I didn’t realise that hypothermia and shivering are common side effects. Peri-operatively, the drugs used in general anaesthesia promote heat loss through vasodilation and impaired hypothalamic thermoregulation. After anaesthesia induction, vasodilation and a lower cold threshold in the hypothalamus cause heat to be redistributed from core tissues to the skin where it is lost. The mechanism is a bit more complicated post operatively but I woke up to find myself shivering more than with recent ice dips. I was actively warmed using the ‘Bair Hugger’ which forces hot air into a blanket placed on top of the you…..I want one! The anaesthetist said when I came round I told her I’d been busy ice climbing to the top of a mountain!
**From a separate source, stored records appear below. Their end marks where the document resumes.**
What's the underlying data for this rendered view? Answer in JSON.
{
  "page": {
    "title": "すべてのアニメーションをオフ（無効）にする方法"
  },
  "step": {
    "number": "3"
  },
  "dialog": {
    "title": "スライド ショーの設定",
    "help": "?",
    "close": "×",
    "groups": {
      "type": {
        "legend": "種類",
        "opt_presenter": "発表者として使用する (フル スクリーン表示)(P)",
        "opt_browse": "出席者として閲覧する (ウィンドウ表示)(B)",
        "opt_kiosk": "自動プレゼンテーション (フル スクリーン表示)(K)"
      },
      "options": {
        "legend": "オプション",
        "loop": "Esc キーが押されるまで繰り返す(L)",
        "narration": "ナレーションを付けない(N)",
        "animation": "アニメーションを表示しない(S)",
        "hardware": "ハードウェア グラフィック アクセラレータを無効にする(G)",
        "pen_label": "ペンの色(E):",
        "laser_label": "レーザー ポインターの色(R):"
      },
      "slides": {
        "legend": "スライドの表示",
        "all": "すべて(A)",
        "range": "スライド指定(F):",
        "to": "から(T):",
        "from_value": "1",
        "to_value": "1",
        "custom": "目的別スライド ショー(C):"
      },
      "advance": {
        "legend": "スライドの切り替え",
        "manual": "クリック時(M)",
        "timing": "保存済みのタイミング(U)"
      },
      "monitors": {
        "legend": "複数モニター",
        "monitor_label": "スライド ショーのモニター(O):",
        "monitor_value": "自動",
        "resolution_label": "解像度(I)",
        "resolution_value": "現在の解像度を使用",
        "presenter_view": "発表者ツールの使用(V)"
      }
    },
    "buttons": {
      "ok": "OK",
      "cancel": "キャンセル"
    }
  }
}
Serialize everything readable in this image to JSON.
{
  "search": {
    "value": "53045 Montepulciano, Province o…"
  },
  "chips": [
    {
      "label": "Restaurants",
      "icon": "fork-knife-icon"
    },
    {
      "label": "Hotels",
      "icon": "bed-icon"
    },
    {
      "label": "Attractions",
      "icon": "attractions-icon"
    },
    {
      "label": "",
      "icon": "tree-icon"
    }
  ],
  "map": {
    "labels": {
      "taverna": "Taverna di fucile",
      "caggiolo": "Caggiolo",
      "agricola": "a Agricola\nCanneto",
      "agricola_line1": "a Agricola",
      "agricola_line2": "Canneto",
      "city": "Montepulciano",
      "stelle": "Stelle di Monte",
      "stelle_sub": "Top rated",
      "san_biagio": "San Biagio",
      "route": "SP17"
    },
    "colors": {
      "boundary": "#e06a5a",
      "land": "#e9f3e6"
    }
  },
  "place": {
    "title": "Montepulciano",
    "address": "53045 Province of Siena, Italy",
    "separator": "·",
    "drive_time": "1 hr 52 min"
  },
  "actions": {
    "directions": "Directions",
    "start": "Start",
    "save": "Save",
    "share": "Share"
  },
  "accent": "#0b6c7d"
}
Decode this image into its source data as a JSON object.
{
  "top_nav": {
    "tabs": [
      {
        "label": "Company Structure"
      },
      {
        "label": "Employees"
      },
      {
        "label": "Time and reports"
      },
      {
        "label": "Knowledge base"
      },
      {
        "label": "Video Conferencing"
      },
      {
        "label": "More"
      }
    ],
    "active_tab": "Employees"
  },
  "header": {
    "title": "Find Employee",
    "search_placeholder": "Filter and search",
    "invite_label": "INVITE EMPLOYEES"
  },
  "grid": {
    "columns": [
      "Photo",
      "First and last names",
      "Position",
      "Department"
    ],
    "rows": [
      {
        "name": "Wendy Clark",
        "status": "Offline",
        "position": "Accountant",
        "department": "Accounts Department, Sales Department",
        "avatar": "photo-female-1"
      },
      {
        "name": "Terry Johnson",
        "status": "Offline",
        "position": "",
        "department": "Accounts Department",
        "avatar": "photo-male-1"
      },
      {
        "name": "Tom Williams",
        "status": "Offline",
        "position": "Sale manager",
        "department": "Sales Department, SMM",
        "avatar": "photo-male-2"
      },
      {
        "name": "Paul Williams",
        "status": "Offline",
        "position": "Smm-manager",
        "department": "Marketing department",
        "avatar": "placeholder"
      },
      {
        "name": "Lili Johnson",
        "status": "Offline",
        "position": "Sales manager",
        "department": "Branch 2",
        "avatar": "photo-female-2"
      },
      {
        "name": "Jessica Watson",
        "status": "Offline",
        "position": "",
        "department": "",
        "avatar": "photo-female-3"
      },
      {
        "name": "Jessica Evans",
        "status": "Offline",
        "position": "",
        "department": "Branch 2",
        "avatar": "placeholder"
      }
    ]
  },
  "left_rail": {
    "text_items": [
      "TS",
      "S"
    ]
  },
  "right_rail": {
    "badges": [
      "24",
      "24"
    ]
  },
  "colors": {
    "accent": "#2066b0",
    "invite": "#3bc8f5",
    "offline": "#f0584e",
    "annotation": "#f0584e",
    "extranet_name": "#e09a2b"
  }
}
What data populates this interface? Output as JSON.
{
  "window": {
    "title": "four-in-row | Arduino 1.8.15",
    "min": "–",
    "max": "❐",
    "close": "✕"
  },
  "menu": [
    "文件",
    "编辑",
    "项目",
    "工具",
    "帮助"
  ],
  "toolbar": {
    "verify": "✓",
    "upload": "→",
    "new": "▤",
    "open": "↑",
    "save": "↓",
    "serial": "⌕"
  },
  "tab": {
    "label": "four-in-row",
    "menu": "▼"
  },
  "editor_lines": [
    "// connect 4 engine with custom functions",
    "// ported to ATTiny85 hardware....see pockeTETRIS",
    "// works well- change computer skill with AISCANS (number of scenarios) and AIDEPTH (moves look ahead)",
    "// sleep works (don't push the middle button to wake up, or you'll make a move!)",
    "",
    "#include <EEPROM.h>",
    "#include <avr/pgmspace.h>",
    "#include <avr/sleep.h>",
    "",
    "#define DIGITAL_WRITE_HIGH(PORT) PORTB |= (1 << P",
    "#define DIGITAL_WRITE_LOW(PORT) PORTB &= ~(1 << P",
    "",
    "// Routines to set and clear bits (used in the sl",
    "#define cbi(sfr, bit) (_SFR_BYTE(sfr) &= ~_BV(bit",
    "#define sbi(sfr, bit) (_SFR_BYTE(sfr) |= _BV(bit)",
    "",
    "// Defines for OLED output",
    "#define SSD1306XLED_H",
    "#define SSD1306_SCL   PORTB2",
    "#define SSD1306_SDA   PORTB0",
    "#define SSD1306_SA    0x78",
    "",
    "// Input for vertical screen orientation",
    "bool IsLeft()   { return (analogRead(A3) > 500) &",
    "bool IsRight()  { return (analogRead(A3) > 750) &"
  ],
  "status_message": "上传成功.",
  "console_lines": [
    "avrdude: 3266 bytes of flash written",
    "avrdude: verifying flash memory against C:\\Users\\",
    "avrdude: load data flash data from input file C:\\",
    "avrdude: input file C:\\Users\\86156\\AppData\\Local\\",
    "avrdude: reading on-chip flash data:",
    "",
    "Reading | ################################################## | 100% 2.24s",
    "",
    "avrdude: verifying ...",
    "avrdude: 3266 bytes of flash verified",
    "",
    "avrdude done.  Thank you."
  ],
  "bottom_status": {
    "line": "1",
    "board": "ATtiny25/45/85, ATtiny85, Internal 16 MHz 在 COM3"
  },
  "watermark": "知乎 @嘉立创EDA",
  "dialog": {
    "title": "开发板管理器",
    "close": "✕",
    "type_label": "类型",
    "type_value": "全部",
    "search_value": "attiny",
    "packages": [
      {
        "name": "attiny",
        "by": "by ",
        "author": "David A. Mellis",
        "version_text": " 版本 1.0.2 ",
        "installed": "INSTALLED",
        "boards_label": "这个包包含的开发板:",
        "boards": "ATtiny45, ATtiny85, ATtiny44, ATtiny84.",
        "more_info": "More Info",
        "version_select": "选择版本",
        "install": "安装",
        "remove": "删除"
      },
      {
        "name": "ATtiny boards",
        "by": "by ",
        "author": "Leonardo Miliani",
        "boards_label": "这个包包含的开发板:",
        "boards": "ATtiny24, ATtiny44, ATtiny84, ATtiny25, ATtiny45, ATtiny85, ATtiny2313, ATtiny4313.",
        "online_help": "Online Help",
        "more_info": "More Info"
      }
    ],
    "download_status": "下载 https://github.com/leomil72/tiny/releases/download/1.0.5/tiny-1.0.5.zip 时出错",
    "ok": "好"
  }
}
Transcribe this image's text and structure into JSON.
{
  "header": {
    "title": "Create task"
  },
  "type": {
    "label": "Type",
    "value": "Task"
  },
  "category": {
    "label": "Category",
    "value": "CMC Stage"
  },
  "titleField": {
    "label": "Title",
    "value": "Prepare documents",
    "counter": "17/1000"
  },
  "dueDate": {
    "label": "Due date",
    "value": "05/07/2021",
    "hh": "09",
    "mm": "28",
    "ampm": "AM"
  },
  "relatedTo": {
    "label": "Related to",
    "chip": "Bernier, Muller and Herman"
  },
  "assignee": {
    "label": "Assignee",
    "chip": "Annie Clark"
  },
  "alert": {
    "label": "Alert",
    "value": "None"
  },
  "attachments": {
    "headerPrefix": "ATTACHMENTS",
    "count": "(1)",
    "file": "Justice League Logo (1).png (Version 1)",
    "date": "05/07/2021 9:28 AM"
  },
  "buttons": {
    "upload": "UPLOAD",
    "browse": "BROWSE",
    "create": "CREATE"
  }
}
Don’t abuse the morphine patient controlled analgesia (PCA) pump! You feel sick, your bowels become jammed and if you use it the day of planned discharge, you risk another night of hospital food.

Old ladies beat men on the snoring front.

If anyone with normal bladder function thinks they could sit at their desk and pee wearing incontinence pants (recent conversation, don’t ask!), I would say no after my bed pan experience.

Nursing care was great and very ‘hands on’ in contrast to one of Jeremy Hunt’s proposals in response to the Francis Reportstudent nurses to spend a year on basic ‘hands on’ care as part of their nursing degree.

As a food lover, this was my only area of concern. Hospital food in Scotland has to meet nutritional standards but I’m not sure this applied to my Sunday evening meal.


My friends know me well and had kindly selected some of my favourite foods to take into hospital. Thankfully I was able to supplement my meal with fresh fruit and homemade muslei bars (I was starving) but you have to wonder about the nutritional status of long term patients? Nutrition is key to recovery and reducing the risk of complications; hopefully the celebrity chef drive to improve the standard of hospital food will be successful and lead to sustainable change.

So I’m now back at home resting up and patiently letting my body heal. I’ve been surprised just how much surgery takes out of you. The tiredness takes a while to shift and at just over two weeks post op I’m now managing to get through the day without a nap. I’ve been dreaming…..I dreamt I’d been paddling one of my friends boats (which I would never fit into), mountain biking and doing a ridge walk so hopefully that is a sign of things to come. My glute has halved in size during this time which is astonishing so lots of hydrotherapy and physio to follow.